If you’d asked a group of investors back in 2009 to tell you the best reason to buy shares in BT Group (LSE: BT-A) (NYSE: BT.US), I don’t think you’d have had many good answers.
Back then, BT was still struggling under the millstone that was its pension fund — with asset values devastated by the crash, the company was having to shore up its deficit with huge piles of cash every year, and that really wasn’t helping its investment in technological development.
Climbing back up
But since then, assets have recovered, the pension deficit is history, and BT’s earnings per share (EPS) have been rising strongly. And the share price has gone with it, too — it’s just about trebled in the past five years to 387p, while the FTSE has managed only a 40% gain.
Part of that rise was due to a huge 60% surge in 2013 on the back of BT’s launch of its sports channels in direct competition with British Sky Broadcasting — BT customers could finally get Premier League and Champions League coverage without having to fork out for Sky subscriptions (and people who like football tell me that’s a good thing).
More growth to come
Even with the cost of winning those footie rights, BT is still forecast to keep on growing its EPS, albeit at a sightly lower rate than in recent years — we’re looking at 4% and 7% for the years to March 2015 and 2016 respectively, when we had 7% last year following on from double-digit growth in the prior three years.

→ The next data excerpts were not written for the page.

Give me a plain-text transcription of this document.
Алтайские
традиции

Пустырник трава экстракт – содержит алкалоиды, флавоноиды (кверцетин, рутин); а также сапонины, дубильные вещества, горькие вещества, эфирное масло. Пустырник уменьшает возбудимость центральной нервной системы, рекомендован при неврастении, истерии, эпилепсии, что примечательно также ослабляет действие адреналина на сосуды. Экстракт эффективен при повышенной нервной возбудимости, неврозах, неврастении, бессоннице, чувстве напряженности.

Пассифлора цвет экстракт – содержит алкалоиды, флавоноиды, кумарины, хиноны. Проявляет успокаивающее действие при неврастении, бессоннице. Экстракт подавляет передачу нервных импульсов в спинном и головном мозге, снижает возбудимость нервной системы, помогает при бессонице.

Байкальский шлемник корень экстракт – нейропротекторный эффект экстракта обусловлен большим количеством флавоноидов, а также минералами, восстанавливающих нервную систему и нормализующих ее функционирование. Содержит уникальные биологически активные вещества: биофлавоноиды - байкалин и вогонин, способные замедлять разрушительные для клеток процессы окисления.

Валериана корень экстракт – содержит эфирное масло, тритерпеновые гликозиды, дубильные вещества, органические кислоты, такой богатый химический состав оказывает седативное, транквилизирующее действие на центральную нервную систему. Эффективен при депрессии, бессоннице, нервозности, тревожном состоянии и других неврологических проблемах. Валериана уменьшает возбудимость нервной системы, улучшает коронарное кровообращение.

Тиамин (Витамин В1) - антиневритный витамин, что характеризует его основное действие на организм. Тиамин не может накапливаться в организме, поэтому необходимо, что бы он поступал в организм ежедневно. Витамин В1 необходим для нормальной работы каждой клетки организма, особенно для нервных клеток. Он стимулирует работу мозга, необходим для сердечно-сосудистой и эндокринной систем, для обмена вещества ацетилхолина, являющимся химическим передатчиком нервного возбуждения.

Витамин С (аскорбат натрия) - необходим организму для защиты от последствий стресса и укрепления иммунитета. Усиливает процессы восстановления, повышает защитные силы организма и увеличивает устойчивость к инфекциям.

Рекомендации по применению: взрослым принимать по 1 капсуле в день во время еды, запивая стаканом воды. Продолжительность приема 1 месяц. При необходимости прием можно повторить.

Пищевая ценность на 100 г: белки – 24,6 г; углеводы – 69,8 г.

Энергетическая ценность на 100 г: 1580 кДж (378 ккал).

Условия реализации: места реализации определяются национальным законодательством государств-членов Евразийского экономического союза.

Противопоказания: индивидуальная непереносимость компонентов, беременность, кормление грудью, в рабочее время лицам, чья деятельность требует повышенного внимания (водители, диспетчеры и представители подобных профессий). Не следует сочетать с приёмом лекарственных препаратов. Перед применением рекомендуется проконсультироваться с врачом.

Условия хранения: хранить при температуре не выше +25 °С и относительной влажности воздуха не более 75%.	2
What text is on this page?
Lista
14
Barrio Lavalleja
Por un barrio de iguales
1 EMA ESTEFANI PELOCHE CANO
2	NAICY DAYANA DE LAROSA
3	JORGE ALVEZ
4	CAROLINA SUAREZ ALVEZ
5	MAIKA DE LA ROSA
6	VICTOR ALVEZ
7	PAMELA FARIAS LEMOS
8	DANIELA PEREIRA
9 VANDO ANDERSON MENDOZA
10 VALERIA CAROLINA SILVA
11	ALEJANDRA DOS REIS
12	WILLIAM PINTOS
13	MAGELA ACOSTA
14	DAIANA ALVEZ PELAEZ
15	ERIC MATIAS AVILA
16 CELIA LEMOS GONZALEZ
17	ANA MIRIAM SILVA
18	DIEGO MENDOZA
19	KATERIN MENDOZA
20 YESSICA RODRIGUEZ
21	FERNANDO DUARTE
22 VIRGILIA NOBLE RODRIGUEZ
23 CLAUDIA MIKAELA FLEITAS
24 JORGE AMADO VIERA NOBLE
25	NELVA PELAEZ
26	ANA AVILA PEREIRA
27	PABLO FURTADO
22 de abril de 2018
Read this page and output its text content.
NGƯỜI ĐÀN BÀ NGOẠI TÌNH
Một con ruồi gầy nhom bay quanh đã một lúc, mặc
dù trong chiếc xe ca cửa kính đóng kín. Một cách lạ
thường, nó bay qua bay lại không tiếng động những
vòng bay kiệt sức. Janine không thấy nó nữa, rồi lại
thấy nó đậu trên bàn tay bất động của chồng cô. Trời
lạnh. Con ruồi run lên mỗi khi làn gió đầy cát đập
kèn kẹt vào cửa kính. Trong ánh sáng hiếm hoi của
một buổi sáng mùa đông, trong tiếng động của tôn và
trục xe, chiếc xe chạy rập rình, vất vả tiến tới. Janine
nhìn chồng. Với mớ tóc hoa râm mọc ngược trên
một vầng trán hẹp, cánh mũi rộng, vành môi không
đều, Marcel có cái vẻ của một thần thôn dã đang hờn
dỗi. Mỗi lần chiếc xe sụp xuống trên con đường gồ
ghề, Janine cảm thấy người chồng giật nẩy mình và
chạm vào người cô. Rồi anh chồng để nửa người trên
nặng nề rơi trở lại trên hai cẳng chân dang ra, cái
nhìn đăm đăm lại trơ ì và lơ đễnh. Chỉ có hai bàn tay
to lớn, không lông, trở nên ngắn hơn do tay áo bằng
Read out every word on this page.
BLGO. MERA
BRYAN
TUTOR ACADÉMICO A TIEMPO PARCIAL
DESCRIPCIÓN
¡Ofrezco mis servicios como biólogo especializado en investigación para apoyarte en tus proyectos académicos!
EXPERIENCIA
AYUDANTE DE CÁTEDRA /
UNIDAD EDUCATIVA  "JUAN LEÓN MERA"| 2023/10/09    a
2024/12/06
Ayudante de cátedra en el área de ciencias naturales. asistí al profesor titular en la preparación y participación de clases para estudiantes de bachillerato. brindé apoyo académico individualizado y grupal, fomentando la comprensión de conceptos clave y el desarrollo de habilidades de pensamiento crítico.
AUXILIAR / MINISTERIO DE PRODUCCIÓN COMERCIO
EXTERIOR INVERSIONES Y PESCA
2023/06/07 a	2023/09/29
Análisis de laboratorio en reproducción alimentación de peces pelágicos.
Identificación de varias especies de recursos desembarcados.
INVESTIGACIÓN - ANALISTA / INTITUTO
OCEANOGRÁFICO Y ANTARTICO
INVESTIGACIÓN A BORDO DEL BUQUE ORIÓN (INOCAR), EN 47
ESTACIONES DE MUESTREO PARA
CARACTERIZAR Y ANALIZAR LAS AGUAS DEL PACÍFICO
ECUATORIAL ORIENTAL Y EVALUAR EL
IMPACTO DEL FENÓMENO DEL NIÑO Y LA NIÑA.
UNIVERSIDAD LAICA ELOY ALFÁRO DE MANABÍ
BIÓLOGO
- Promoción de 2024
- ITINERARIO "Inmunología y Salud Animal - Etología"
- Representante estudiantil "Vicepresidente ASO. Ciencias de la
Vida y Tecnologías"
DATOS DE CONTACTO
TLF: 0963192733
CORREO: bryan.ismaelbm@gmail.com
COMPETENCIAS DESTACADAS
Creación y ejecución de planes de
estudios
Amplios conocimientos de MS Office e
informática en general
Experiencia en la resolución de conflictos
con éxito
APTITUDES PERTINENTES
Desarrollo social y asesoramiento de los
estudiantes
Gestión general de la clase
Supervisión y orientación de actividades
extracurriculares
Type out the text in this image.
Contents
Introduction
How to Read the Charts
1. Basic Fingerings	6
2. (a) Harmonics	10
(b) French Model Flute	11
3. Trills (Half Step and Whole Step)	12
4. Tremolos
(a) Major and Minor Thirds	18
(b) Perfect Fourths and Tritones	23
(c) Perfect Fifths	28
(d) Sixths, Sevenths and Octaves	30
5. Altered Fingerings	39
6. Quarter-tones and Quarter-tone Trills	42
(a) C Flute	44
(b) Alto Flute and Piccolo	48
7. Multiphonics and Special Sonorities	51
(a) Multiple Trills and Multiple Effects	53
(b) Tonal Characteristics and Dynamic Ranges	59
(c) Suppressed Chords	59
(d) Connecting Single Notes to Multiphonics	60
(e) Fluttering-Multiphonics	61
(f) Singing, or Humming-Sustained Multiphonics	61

That gives us a modest forward P/E of 13.2 this year, dropping to 12.3 next — it’s not screamingly cheap, but it’s not overpriced either.
Dividends are also rising again, although yields are modest, with 2.9% last year and a forecast of 3.3%.
All of these things combine to make BT look like a decent enough investment, even if it’s not the bargain of the century.
The killer
But the one thing that makes me see BT as more than it used to be and worth a closer look is its move towards being a content provider and away from just selling services — as rival Vodafone has found, relying on old fashioned service revenues is risky as they’re falling in the developed world. You can differentiate content and provide premium offerings, but services are pretty much all the same.
So, BT is growing its earnings and it’s paying a modest but not unattractive dividend while retaining enough of its profits to expand into further content provision.
Look back in 2019?
I think that could turn out to be a winning combination — it will be interesting to look back on BT again in another five years.